BALSQUITH. That will be remedied when women get the vote. Ive had to promise that.

MITCHENER (winningly). Mrs. Farrell: you have been charwoman here now ever since I took up my duties. Have you really never, in your more romantic moments, cast a favorable eye on my person?

MRS. FARRELL. Ive been too busy casting an unfavorable eye on your cloze and on the litther you make with your papers.

MITCHENER (wounded). Am I to understand that you refuse me?

MRS. FARRELL. Just wait a bit. (She takes Mitchener’s chair and rings up the telephone.) Double three oh seven Elephant.

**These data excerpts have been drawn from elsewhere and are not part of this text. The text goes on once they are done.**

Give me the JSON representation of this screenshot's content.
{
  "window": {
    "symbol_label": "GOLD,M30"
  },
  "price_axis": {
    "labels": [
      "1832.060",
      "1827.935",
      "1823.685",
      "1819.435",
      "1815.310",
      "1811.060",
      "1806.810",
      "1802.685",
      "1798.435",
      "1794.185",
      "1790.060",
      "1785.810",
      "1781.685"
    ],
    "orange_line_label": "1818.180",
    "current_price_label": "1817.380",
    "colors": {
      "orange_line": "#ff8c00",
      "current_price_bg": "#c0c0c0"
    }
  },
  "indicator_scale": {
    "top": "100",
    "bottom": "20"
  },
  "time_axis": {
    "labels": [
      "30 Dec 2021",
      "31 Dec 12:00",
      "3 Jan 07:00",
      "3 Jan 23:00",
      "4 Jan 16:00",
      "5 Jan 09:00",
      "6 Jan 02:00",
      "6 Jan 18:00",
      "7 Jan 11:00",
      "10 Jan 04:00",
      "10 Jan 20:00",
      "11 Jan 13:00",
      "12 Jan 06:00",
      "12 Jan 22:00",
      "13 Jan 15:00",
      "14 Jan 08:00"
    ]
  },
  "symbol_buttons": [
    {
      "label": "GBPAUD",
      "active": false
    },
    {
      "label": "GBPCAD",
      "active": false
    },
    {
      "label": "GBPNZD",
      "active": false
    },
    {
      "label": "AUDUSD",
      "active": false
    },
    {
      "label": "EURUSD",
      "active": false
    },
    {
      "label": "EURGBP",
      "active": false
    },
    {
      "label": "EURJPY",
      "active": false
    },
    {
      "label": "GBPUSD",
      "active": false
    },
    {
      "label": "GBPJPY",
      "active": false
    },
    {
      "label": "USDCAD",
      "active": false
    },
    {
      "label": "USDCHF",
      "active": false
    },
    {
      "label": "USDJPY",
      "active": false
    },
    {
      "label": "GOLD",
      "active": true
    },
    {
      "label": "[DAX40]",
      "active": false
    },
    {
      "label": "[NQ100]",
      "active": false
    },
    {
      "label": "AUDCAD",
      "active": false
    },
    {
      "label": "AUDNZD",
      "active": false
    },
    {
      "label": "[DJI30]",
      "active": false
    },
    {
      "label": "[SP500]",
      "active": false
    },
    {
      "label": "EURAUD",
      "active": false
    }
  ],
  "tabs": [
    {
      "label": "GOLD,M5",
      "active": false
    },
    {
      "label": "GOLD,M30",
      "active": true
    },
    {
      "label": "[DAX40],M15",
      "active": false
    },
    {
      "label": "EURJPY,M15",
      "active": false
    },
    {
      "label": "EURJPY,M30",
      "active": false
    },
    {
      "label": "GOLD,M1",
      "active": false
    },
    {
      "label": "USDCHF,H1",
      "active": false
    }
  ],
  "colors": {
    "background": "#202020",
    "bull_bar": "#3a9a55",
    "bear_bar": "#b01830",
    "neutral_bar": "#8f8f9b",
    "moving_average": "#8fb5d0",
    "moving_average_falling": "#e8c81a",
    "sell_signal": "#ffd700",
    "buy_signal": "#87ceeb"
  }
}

MITCHENER. I trust youre not ringing for the police, Mrs. Farrell. I assure you Im perfectly sane.

MRS. FARRELL (into the telephone). Is that you, Eliza? (She listens for the answer.) Not out of bed yet! Go and pull her out by the heels, the lazy sthreel; and tell her her mother wants to speak to her very particularly about General Mitchener. (To Mitchener.) Dont you be afeard: I know youre sane enough when youre not talkin about the Germans. (Into the telephone.) Is that you, Eliza? (She listens for the answer.) Dye remember me givin you a clout on the side of the head for tellin me that if I only knew how to play me cards I could marry any general on the staff instead o disgracin you be bein a charwoman? (She listens for the answer.) Well, I can have General Mitchener without playing any cards at all. What dye think I ought to say? (She listens.) Well, Im no chicken myself. (To Mitchener.) How old are you?

MITCHENER (with an effort). Fifty-two.

MRS. FARRELL (into the telephone). He says hes fifty-two. (She listens; then, to Mitchener.) She says youre down in Who’s Who as sixty-one.

MITCHENER. Damn Who’s Who.

MRS. FARRELL (into the telephone). Anyhow I wouldnt let that stand in the way. (She listens.) If I really WHAT? (She listens.)I cant hear you. If I really WHAT? (She listens.) WHO druv him? I never said a word to– Eh? (She listens.) Oh, LOVE him. Arra dont be a fool, child. (To Mitchener.) She wants to know do I really love you.(Into the telephone.) Its likely indeed Id frighten the man off with any such nonsense, at my age. What? (She listens.) Well, thats just what I was thinkin.

MITCHENER. May I ask what you were thinking, Mrs. Farrell? This suspense is awful.

MRS. FARRELL. I was thinkin that perhaps the Duchess might like her daughter-in-law’s mother to be a General’s lady betther than to be a charwoman. (Into the telephone.) Waitle youre married yourself, me fine lady: you’ll find out that every woman is a charwoman from the day shes married. (She listens.) Then you think I might take him? (She listens.) Glang, you young scald: if I had you here Id teach you manners. (She listens.) Thats enough now. Back wid you to bed; and be thankful Im not there to put me slipper across you. (She rings off.) The impudence! (To Mitchener.) Bless you, me childher, may you be happy, she says. (To Balsquith, going to his side of the room.) Give dear, old Mich me love, she says.